Don Bosco, a la mañana siguiente, reunió el
Capítulo Superior para contarle cuanto había visto
en el sueño. Dando una rápida mirada a la sucesión
de los acontecimientos, nos parece descubrir en él
las fases distintas de los difíciles momentos por
los que hubo de atravesar el naciente Instituto en
aquella ocasión. Hasta entonces las espinas habían
sido abundantes; pero después las cosas, aunque
lentamente, comenzaron a desenvolverse mejor. Dos
sentencias de Roma resultaron favorables al Siervo
de Dios. León XIII tomó el asunto como suyo,
señalando las condiciones para un arreglo entre
Mons. Gastaldi y don Bosco, el cual, con ((**It14.539**))su
humildad, edificó a los prelados romanos. Sin
embargo, la guerra no cesaba.
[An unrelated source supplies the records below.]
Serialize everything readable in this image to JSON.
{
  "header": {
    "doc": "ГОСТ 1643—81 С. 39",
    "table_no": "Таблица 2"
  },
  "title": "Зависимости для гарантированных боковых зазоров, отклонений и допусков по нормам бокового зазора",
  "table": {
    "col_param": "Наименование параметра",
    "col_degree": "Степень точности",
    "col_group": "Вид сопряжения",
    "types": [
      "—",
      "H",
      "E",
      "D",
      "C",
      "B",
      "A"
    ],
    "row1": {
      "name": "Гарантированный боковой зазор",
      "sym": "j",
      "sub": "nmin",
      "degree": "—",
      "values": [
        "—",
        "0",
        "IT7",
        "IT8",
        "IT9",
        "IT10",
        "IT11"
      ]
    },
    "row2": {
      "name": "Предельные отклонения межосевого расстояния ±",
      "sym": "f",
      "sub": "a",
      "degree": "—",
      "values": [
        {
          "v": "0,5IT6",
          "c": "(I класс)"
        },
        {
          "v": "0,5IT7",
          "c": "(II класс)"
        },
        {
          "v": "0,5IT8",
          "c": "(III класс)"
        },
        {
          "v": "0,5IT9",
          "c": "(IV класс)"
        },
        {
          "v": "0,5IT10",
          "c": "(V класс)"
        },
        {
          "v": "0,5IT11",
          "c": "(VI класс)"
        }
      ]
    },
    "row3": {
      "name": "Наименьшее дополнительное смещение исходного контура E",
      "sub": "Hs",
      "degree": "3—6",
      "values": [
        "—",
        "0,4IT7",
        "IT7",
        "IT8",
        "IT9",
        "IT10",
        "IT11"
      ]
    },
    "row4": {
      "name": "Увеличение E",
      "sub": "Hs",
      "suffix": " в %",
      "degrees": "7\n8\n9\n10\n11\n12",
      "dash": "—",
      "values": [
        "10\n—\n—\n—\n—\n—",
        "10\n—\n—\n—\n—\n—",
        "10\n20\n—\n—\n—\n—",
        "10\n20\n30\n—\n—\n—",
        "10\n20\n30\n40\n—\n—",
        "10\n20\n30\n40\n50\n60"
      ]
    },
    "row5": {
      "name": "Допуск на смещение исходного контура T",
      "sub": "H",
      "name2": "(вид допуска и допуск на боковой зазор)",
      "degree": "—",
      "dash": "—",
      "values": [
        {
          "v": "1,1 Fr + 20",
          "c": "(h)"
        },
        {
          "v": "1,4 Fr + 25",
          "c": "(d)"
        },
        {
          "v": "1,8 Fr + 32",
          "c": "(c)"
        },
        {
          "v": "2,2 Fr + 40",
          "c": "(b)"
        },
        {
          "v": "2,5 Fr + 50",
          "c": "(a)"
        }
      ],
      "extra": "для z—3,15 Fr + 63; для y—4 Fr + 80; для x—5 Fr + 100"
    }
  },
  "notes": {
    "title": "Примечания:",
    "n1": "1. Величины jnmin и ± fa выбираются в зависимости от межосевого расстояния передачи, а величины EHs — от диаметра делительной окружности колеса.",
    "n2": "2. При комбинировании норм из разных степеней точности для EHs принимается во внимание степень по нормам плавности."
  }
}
Monseñor, enterado
en 1883 de que don Bosco iba a Francia, escribió a
los Arzobispos de Lyon y de Marsella que no le
permitieran predicar. Sus cartas llegaron después
de que monseñor Gastaldi había muerto
instantáneamente. Pero en Lyon no le permitieron
dar conferencias públicas; por el contrario, el
arzobispo de París le hizo hablar en una de las
principales iglesias, manifestando que, aun cuando
el Arzobispo de Turín siguiera viviendo, no
tendría en cuenta sus recomendaciones.
Muy pronto llegó a Turín el cardenal Alimonda;
aquello fue una verdadera bendición para el Siervo
de Dios. El día de la Anunciación de 1884, el
cardenal Ferrieri, acometido por un tremendo
ataque de nervios, se mostró dispuesto a permitir
la concesión de los privilegios, hacía tantos años
inútilmente pedidos por don Bosco. Por fin,
precisamente el 9 de julio siguiente, en
circunstancias singulares, como veremos, llegó al
Oratorio el suspirado decreto. Desde aquel punto
comenzó para el Beato un período de tranquilidad
que duró hasta el no lejano término de su vida.